Elle a également souscrit à l'appel lancé par le WSWS Autoworker Newsletter pour l'unification des travailleurs au-delà des frontières dans une lutte commune contre les fermetures d'usines. «Ces personnes [les responsables syndicaux] ne sont pas militantes. Ce dont nous avons besoin, c'est de ces gilets jaunes ici», a-t-elle dit en faisant référence aux protestations des travailleurs français. «Nous devons leur montrer que les ouvriers sont unis et militants, comme ils l'ont fait là-bas.»

Le WSWS Autoworker Newsletter a également parlé à un certain nombre de travailleurs de Fiat Chrysler employés à l'usine de fourgonnettes de Windsor qui sont venus pour manifester leur soutien à leurs collègues chez GM. Les travailleurs de Windsor Chrysler sont actuellement sur des quarts de courte durée, car l'entreprise «ajuste» ses inventaires.

Un jeune travailleur a dit qu'il avait travaillé à l'usine pendant seulement cinq mois, après avoir travaillé dans une usine de pièces pendant cinq ans auparavant.

«Nous ne travaillons plus des journées complètes de huit heures. J'espérais que ça s'arrêterait, mais on dirait que ce n'est pas supposé arriver. Personne ne veut perdre son emploi. Je ne veux pas que GM quitte, c'est sûr.»

Des pancartes au rassemblement

Lorsqu’on l’a interrogé sur la lutte pour l'unité internationale des travailleurs de l'automobile, il a répondu: «C'est pourquoi nous sommes ici.»

Une travailleuse de longue date de Windsor Fiat Chrysler a déclaré: «J'ai peur pour mon emploi. Nous devons pouvoir nourrir nos familles. Ils ne font que laisser les gens en plan.

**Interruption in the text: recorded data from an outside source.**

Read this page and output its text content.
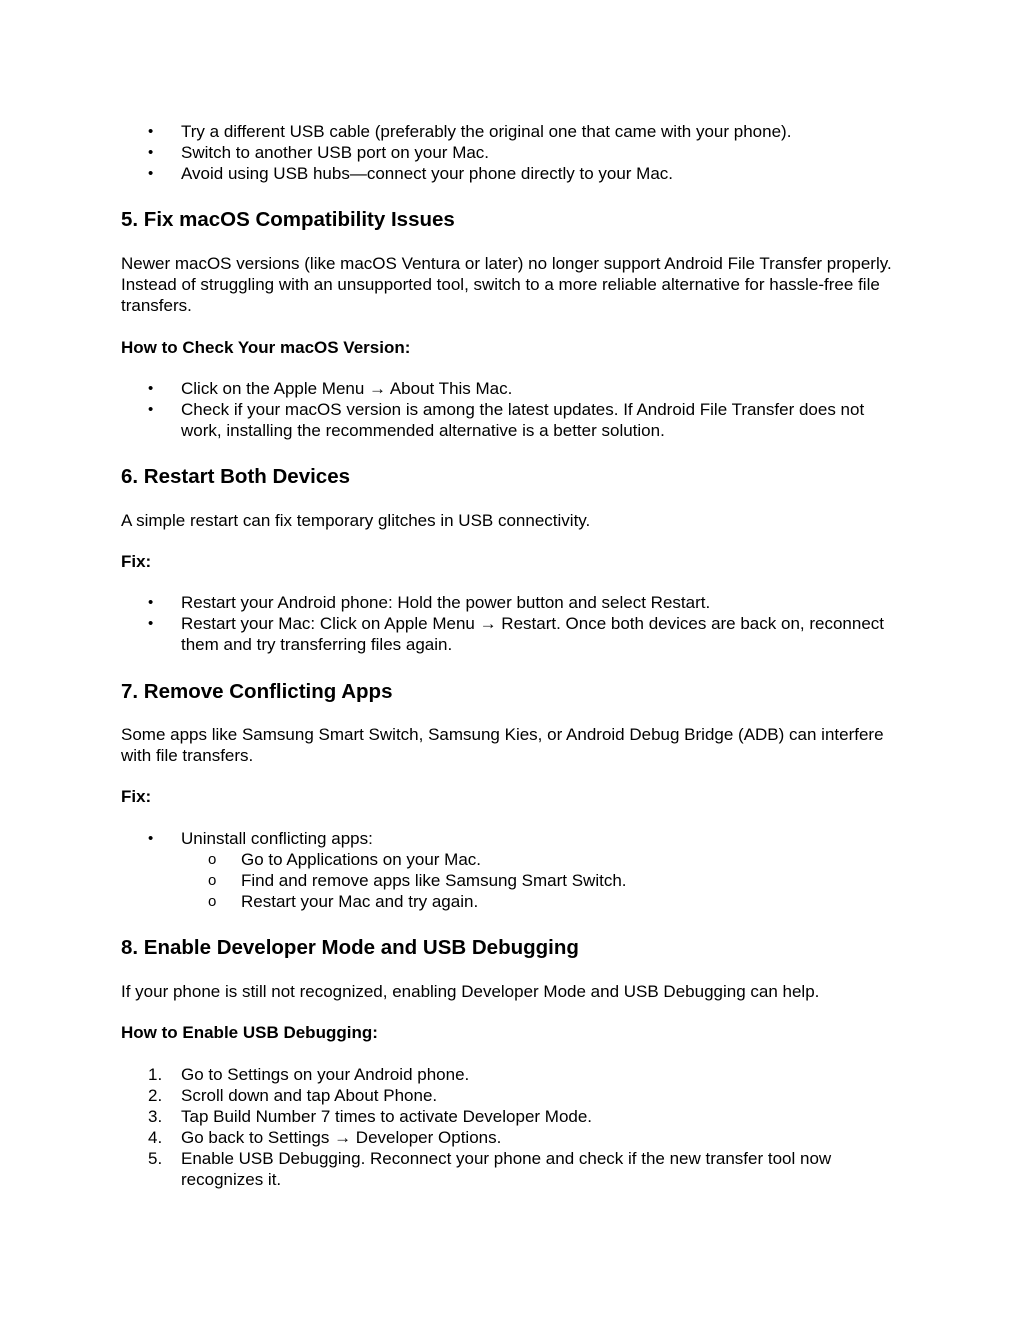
• Try a different USB cable (preferably the original one that came with your phone).
• Switch to another USB port on your Mac.
• Avoid using USB hubs—connect your phone directly to your Mac.
5. Fix macOS Compatibility Issues
Newer macOS versions (like macOS Ventura or later) no longer support Android File Transfer properly. Instead of struggling with an unsupported tool, switch to a more reliable alternative for hassle-free file transfers.
How to Check Your macOS Version:
• Click on the Apple Menu → About This Mac.
• Check if your macOS version is among the latest updates. If Android File Transfer does not work, installing the recommended alternative is a better solution.
6. Restart Both Devices
A simple restart can fix temporary glitches in USB connectivity.
Fix:
• Restart your Android phone: Hold the power button and select Restart.
• Restart your Mac: Click on Apple Menu → Restart. Once both devices are back on, reconnect them and try transferring files again.
7. Remove Conflicting Apps
Some apps like Samsung Smart Switch, Samsung Kies, or Android Debug Bridge (ADB) can interfere with file transfers.
Fix:
• Uninstall conflicting apps:
o Go to Applications on your Mac.
o Find and remove apps like Samsung Smart Switch.
o Restart your Mac and try again.
8. Enable Developer Mode and USB Debugging
If your phone is still not recognized, enabling Developer Mode and USB Debugging can help.
How to Enable USB Debugging:
1.	Go to Settings on your Android phone.
2.	Scroll down and tap About Phone.
3.	Tap Build Number 7 times to activate Developer Mode.
4.	Go back to Settings → Developer Options.
5.	Enable USB Debugging. Reconnect your phone and check if the new transfer tool now recognizes it.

Nous devons faire tout ce que nous pouvons pour nous y opposer.»

Répondant à l'affirmation d'Unifor selon laquelle les travailleurs canadiens se faisaient prendre leurs emplois par des travailleurs mexicains, elle a répondu: « Je ne pense pas qu'ils volent nos emplois. On ne devrait pas être montés les uns contre les autres.»

Une autre travailleuse de Chrysler s'est dite préoccupée par le faible taux de participation au rassemblement: « Il n'y a pas de raison qu'il n'y ait pas 6000 personnes ici. Nous sommes mis à pied cette semaine. Quand ça va nous arriver, qui va nous défendre ?»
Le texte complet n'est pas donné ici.